The phenomenon of blackbody radiation is therefore entirely dependent on temperature. The radial energy intensifies if there is an enhancement in the wavelength λ. This proposition has been proved through Planck’s Quantum Theory. However, this radiation increases to a limit after which there is an inevitable decrease if the wavelength λ is increased. Maxwell could not explain this concept. Hence, Max Planck came up with his quantum theory to scientifically describe the situation. 

Planck’s Law

In Physics, the power spectrum of waves with electromagnetic energy that are discharged by a blackbody in an environment of thermal equilibrium is described by Planck’s Law. The temperature is considered as a constant T. Also, the flow of energy between the two involved systems must be null as per the law.

In classical mechanics, an object is described as an accumulation of matter that remains surrounded by a contiguous boundary. Every such object constantly releases electromagnetic radiation. The radiance flux of an object O explains the emissive spectral strength for unit angle and area. This applies to certain frequencies of radiation. Planck’s law gives us the relationship between the temperature and the spectrum wavelengths. We notice a rise in the spectrum emission with an increase in applied temperature.

Planck’s explanation of black body radiation: O (T, v) = 2 v³h/c²x (1 ÷ e^hv/kbT– 1)

In the above equation, the frequency of the radial object is given as v. The temperature here is considered to be so temperature T. The Planck’s constant is represented by h. Boltzmann constant is conventionally denoted by kb while c is the velocity of light. 

Planck’s Quantum Theory 

The following postulates have been put forward in Planck’s quantum theory:

1. The molecules and atoms of different elements both absorb and release energy or work as free units. The minimum quantity of radial energy that is possible to be absorbed or released as electromagnetic waves is described as quantum. 
2. The radial energy’s frequency (v) shares a directly proportional relationship with the emitted or absorbed energy quantity. 

The mathematical representation of the proposition is given as:

E = h v. Here the radiation energy is signified as E. Already we have discussed in the article that h is Planck’s constant that has a definite value (6.626 x 10-34 Joules seconds). While v stands for the frequency of emitted or absorbed radiation in Planck’s Equation.

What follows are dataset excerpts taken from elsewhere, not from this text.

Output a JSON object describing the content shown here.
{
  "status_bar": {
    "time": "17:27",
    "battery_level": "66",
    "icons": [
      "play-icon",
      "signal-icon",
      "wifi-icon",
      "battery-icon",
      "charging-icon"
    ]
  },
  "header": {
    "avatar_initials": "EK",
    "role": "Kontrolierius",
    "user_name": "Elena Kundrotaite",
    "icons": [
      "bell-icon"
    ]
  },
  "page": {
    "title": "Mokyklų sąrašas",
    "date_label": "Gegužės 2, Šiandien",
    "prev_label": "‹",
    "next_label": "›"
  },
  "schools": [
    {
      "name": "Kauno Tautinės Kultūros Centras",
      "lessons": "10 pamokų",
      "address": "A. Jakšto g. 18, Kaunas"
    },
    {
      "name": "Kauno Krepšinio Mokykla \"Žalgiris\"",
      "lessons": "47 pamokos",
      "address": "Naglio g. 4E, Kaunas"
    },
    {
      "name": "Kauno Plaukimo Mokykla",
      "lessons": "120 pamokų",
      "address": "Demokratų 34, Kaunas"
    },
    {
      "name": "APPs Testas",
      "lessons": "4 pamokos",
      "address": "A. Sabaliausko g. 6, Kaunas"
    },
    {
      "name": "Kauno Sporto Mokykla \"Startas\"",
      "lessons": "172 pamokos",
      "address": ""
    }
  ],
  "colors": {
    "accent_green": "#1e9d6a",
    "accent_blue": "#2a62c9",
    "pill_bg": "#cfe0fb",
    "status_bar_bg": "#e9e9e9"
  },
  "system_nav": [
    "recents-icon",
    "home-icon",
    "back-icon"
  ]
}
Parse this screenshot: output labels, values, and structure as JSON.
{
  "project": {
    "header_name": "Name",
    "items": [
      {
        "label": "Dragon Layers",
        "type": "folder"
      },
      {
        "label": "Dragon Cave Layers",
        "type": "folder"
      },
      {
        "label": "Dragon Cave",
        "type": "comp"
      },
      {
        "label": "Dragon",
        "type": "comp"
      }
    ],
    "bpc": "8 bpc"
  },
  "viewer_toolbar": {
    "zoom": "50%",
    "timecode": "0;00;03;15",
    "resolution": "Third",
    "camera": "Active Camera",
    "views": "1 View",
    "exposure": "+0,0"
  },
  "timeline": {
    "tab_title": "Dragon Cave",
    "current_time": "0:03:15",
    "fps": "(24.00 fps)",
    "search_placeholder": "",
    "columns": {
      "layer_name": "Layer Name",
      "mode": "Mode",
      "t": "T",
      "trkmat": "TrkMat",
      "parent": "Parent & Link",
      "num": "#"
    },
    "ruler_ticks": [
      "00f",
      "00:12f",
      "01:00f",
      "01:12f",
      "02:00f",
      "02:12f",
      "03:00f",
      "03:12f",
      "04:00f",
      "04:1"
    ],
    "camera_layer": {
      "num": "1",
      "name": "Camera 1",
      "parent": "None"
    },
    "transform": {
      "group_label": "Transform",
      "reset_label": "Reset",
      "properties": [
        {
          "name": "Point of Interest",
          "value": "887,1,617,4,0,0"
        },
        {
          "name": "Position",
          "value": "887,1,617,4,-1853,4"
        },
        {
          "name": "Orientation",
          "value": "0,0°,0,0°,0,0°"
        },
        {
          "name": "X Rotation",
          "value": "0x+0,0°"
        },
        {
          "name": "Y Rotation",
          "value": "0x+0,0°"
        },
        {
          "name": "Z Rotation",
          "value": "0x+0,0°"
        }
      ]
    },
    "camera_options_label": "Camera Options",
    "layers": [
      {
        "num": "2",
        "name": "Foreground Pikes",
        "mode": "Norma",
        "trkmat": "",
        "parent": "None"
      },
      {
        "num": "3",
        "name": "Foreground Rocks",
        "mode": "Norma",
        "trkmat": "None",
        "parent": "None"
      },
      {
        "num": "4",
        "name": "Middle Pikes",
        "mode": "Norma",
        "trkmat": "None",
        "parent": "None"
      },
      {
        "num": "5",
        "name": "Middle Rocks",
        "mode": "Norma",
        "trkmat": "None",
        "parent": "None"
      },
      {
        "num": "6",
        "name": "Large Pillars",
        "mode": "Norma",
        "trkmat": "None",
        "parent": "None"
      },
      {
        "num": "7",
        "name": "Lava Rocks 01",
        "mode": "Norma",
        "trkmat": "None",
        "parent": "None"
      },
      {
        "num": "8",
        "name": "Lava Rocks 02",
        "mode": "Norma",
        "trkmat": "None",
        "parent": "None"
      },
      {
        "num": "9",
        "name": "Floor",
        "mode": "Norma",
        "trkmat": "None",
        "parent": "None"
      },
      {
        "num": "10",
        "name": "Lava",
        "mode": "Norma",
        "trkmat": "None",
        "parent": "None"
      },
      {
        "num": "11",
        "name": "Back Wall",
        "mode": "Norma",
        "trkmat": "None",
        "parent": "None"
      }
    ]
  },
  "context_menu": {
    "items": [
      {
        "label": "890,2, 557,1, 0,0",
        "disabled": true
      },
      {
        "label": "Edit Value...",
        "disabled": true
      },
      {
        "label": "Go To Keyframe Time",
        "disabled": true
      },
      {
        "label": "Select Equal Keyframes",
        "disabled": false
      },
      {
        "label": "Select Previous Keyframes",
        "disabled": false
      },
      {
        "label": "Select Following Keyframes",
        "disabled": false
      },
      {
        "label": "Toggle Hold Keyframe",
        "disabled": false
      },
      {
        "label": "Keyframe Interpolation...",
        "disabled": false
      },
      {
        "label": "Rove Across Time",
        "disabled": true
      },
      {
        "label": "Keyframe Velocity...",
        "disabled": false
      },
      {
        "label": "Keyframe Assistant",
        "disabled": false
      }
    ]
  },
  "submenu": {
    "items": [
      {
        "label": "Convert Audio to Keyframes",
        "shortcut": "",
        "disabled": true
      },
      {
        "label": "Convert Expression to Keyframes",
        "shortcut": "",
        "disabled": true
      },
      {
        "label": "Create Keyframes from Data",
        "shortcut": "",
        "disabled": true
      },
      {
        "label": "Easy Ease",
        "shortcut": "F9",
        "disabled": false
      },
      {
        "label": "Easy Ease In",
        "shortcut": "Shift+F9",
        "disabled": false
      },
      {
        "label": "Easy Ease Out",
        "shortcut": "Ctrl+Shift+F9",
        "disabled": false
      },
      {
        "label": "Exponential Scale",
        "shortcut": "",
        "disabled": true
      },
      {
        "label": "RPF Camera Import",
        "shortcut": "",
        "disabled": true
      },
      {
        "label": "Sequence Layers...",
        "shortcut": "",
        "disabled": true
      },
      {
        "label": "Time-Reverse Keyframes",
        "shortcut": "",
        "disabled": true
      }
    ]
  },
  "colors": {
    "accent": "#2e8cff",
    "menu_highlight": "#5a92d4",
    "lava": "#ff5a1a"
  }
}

Planck’s Equation: E = v. h

The above-mentioned relation only explains the emission and absorption of electromagnetic radiation. This mathematical expression shows zero effectiveness in explaining the physical phenomenon of radiation. In 1905, celebrated Physicist Sir Albert Einstein further nurtured Planck’s quantum theory to summarize the photoelectric effect. The photoelectric effect is the phenomenon of emission of electrons from the metal surface when that surface is exposed to any incident light. Here, the photon particles dislodge the electrons from the valence shell of the constituent metallic atoms once the activation energy is exceeded. Einstein identified photons as the particles of incident light beam with the help of Planck’s theory. 

Conclusion 

Planck’s quantum theory is a fundamental concept of quantum mechanics. We identify the quantum characteristics of electromagnetic radiation with the help of his theory. Also, it becomes possible to classify various electromagnetic waves based on frequency and wavelength. Planck’s Law states that energy is never radiated in fraction but in whole such as hv, 2hv… 4hv, and so forth.